Food journalist Maya Kerthyasa, formerly part of the editorial team at Australian Gourmet Traveler magazine, mixes a traditional Balinese dish in a demonstration for media members aboard the Silver Muse cruise ship. Photo Credit: TW photo by Tom Stieghorst

The three pillars of the program are ingredients, technique and people. We got a good exposure to all three in presentations by food journalist Maya Kerthyasa, who was raised in a royal palace in Bali and now splits time between her homeland and Perth, Australia.

To start with, Kerthyasa familiarized us with Balinese ingredients. Some, such as shallots, chilis, garlic and ginger, are standards in Western cooking. Others, such as fern tips, torch ginger flowers, galangal and moringa leaves, were more exotic.

Coconut, in all its forms, is a big ingredient in Balinese fare. A wide variety of spices are also used, particularly in combination with coconut oil and chopped greens to make spice pastes as a cooking base.

When it comes to technique, bring your knives and watch your fingers. Things tend to be chopped very finely in Balinese cooking, part of the spiritual side of the cuisine. "Food is like an offering," said Kerthyasa. "So, it really has to look beautiful."

The recipes also tend to be complex because in a traditional home, only one meal is cooked per day, which is then set aside to be consumed as desired. "A lot of things are cooked twice or three times before they make it into the final dish, Kerthyasa said. "There are no one-pot wonders. Everything takes a lot of preparation, a lot of time."

Among the dishes journalists were assigned to prepare was sambal matah, a finely minced chop of garlic, shallots, chilis, ginger, torch ginger flower and kaffir lime leaves that is mixed in a bowl by hand with coconut oil and lime juice to form one of the basic condiments of the Balinese table.
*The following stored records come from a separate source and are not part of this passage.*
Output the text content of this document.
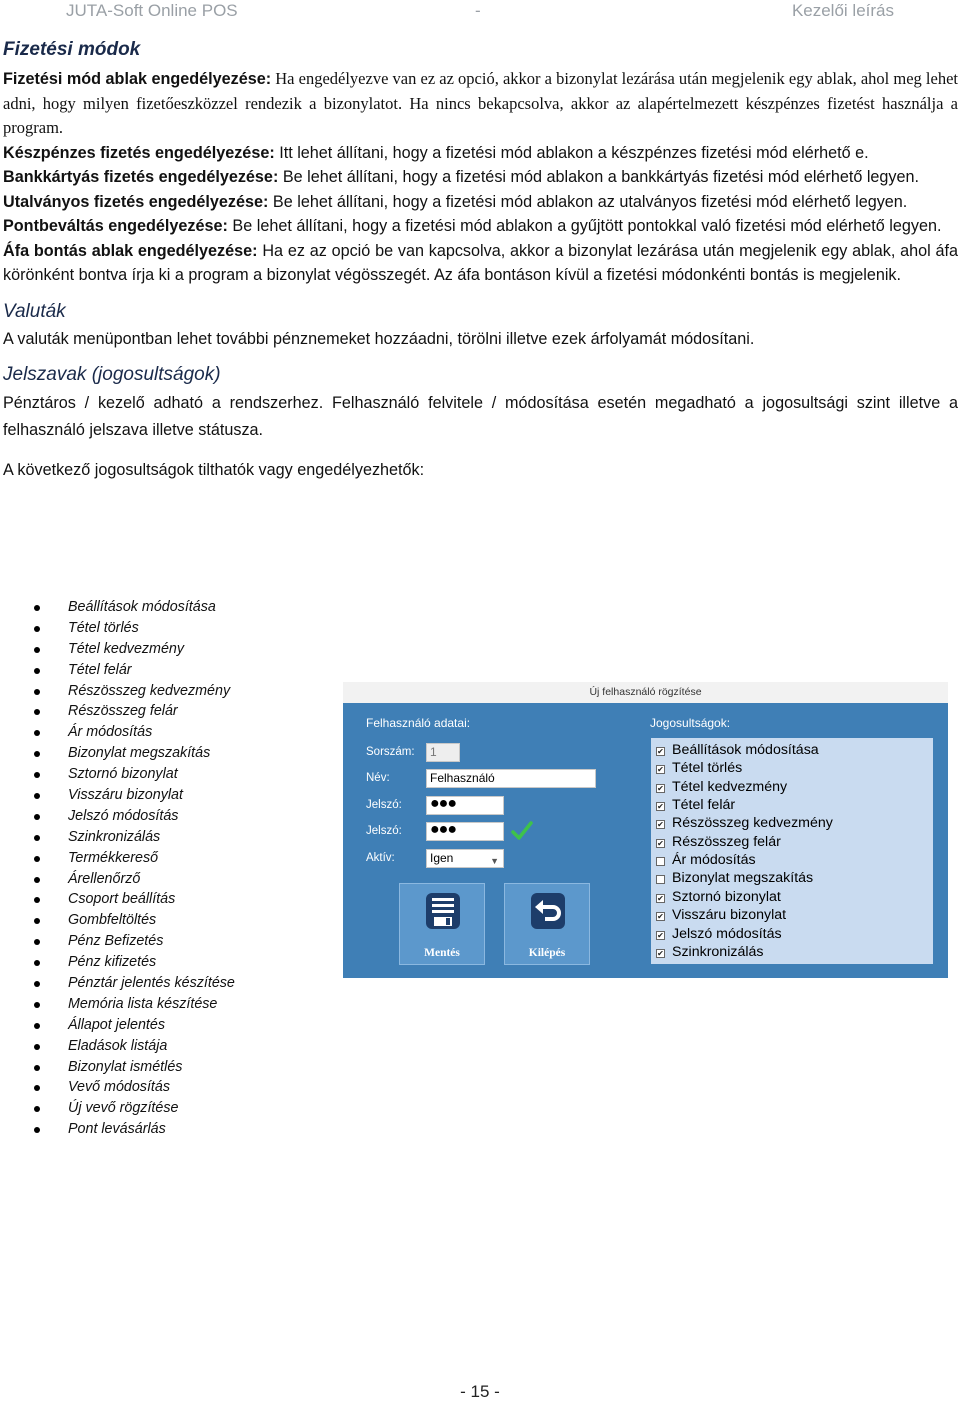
JUTA-Soft Online POS	-	Kezelői leírás
Fizetési módok

Fizetési mód ablak engedélyezése: Ha engedélyezve van ez az opció, akkor a bizonylat lezárása után megjelenik egy ablak, ahol meg lehet adni, hogy milyen fizetőeszközzel rendezik a bizonylatot. Ha nincs bekapcsolva, akkor az alapértelmezett készpénzes fizetést használja a program.

Készpénzes fizetés engedélyezése: Itt lehet állítani, hogy a fizetési mód ablakon a készpénzes fizetési mód elérhető e.

Bankkártyás fizetés engedélyezése: Be lehet állítani, hogy a fizetési mód ablakon a bankkártyás fizetési mód elérhető legyen.

Utalványos fizetés engedélyezése: Be lehet állítani, hogy a fizetési mód ablakon az utalványos fizetési mód elérhető legyen.

Pontbeváltás engedélyezése: Be lehet állítani, hogy a fizetési mód ablakon a gyűjtött pontokkal való fizetési mód elérhető legyen.

Áfa bontás ablak engedélyezése: Ha ez az opció be van kapcsolva, akkor a bizonylat lezárása után megjelenik egy ablak, ahol áfa körönként bontva írja ki a program a bizonylat végösszegét. Az áfa bontáson kívül a fizetési módonkénti bontás is megjelenik.

Valuták

A valuták menüpontban lehet további pénznemeket hozzáadni, törölni illetve ezek árfolyamát módosítani.

Jelszavak (jogosultságok)

Pénztáros / kezelő adható a rendszerhez. Felhasználó felvitele / módosítása esetén megadható a jogosultsági szint illetve a felhasználó jelszava illetve státusza.

A következő jogosultságok tilthatók vagy engedélyezhetők:

Beállítások módosítása
Tétel törlés
Tétel kedvezmény
Tétel felár
Részösszeg kedvezmény
Részösszeg felár
Ár módosítás
Bizonylat megszakítás
Sztornó bizonylat
Visszáru bizonylat
Jelszó módosítás
Szinkronizálás
Termékkereső
Árellenőrző
Csoport beállítás
Gombfeltöltés
Pénz Befizetés
Pénz kifizetés
Pénztár jelentés készítése
Memória lista készítése
Állapot jelentés
Eladások listája
Bizonylat ismétlés
Vevő módosítás
Új vevő rögzítése
Pont levásárlás
Új felhasználó rögzítése
Felhasználó adatai:	Jogosultságok:
Sorszám:	1
Név:	Felhasználó
Jelszó: ●●●
Jelszó: ●●●
Aktív:	Igen	▼
Mentés	Kilépés
✔ Beállítások módosítása
✔ Tétel törlés
✔ Tétel kedvezmény
✔ Tétel felár
✔ Részösszeg kedvezmény
✔ Részösszeg felár
Ár módosítás
Bizonylat megszakítás
✔ Sztornó bizonylat
✔ Visszáru bizonylat
✔ Jelszó módosítás
✔ Szinkronizálás
- 15 -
Classic implements, such as this grater and knife, are important to traditional Balinese cooks.
Classic implements, such as this grater and knife, are important to traditional Balinese cooks. Photo Credit: TW photo by Tom Stieghorst

The third leg of the SALT stool, people, was supplied by Kerthyasa's stories of learning to cook from her grandmother, who was the 10th and final wife of her grandfather, an elder in the palace at Ubud.

"She's a very talented cook and she learned a lot from my grandfather, who was a very, very spiritual man," Kerthyasa said.
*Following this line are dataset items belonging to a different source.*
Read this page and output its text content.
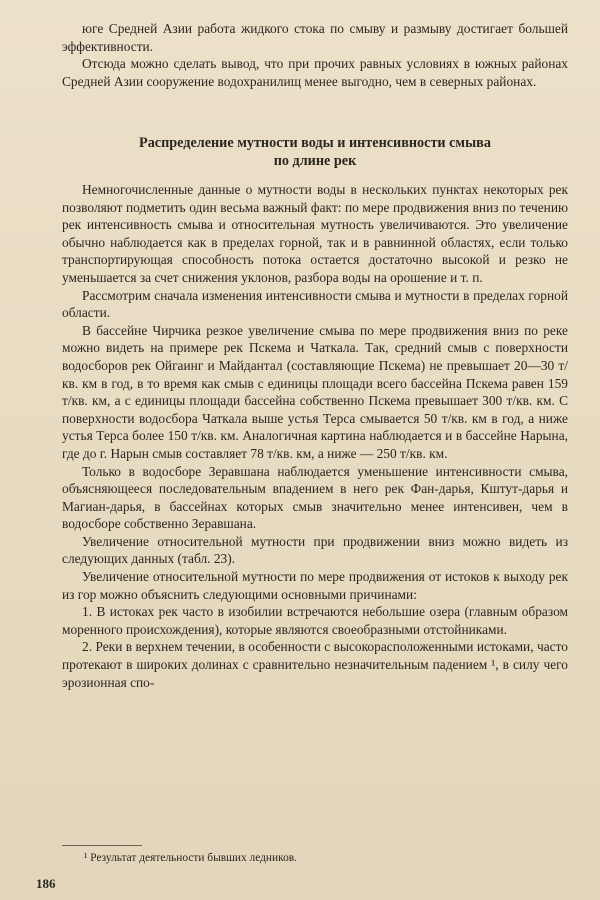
юге Средней Азии работа жидкого стока по смыву и размыву достигает большей эффективности.

Отсюда можно сделать вывод, что при прочих равных условиях в южных районах Средней Азии сооружение водохранилищ менее выгодно, чем в северных районах.

Распределение мутности воды и интенсивности смыва
по длине рек

Немногочисленные данные о мутности воды в нескольких пунктах некоторых рек позволяют подметить один весьма важный факт: по мере продвижения вниз по течению рек интенсивность смыва и относительная мутность увеличиваются. Это увеличение обычно наблюдается как в пределах горной, так и в равнинной областях, если только транспортирующая способность потока остается достаточно высокой и резко не уменьшается за счет снижения уклонов, разбора воды на орошение и т. п.

Рассмотрим сначала изменения интенсивности смыва и мутности в пределах горной области.

В бассейне Чирчика резкое увеличение смыва по мере продвижения вниз по реке можно видеть на примере рек Пскема и Чаткала. Так, средний смыв с поверхности водосборов рек Ойгаинг и Майдантал (составляющие Пскема) не превышает 20—30 т/кв. км в год, в то время как смыв с единицы площади всего бассейна Пскема равен 159 т/кв. км, а с единицы площади бассейна собственно Пскема превышает 300 т/кв. км. С поверхности водосбора Чаткала выше устья Терса смывается 50 т/кв. км в год, а ниже устья Терса более 150 т/кв. км. Аналогичная картина наблюдается и в бассейне Нарына, где до г. Нарын смыв составляет 78 т/кв. км, а ниже — 250 т/кв. км.

Только в водосборе Зеравшана наблюдается уменьшение интенсивности смыва, объясняющееся последовательным впадением в него рек Фан-дарья, Кштут-дарья и Магиан-дарья, в бассейнах которых смыв значительно менее интенсивен, чем в водосборе собственно Зеравшана.

Увеличение относительной мутности при продвижении вниз можно видеть из следующих данных (табл. 23).

Увеличение относительной мутности по мере продвижения от истоков к выходу рек из гор можно объяснить следующими основными причинами:

1. В истоках рек часто в изобилии встречаются небольшие озера (главным образом моренного происхождения), которые являются своеобразными отстойниками.

2. Реки в верхнем течении, в особенности с высокорасположенными истоками, часто протекают в широких долинах с сравнительно незначительным падением ¹, в силу чего эрозионная спо-

¹ Результат деятельности бывших ледников.
186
Many of the traditional and ceremonial recipes in Bali aren't in cookbooks or written down. Kerthyasa is trying to remedy that by compiling a cookbook of Balinese cuisine based on her grandmother's knowledge. One problem: cooperation.

"It's very difficult. I have spent years trying to convince her to not just cook for me but to let me cook with her. I've had to go in there and say I'm not going to leave until you actually let me cook," Kerthyasa said.

Material like that about her grandmother and other relatives added another dimension to what was already an interesting talk, making it more than about food and culture, but also about a human relationship.

"That's what we're looking for in the people we bring onboard," said Adam Sachs, director of the SALT program, "people who know the food intimately, but who can also tell stories."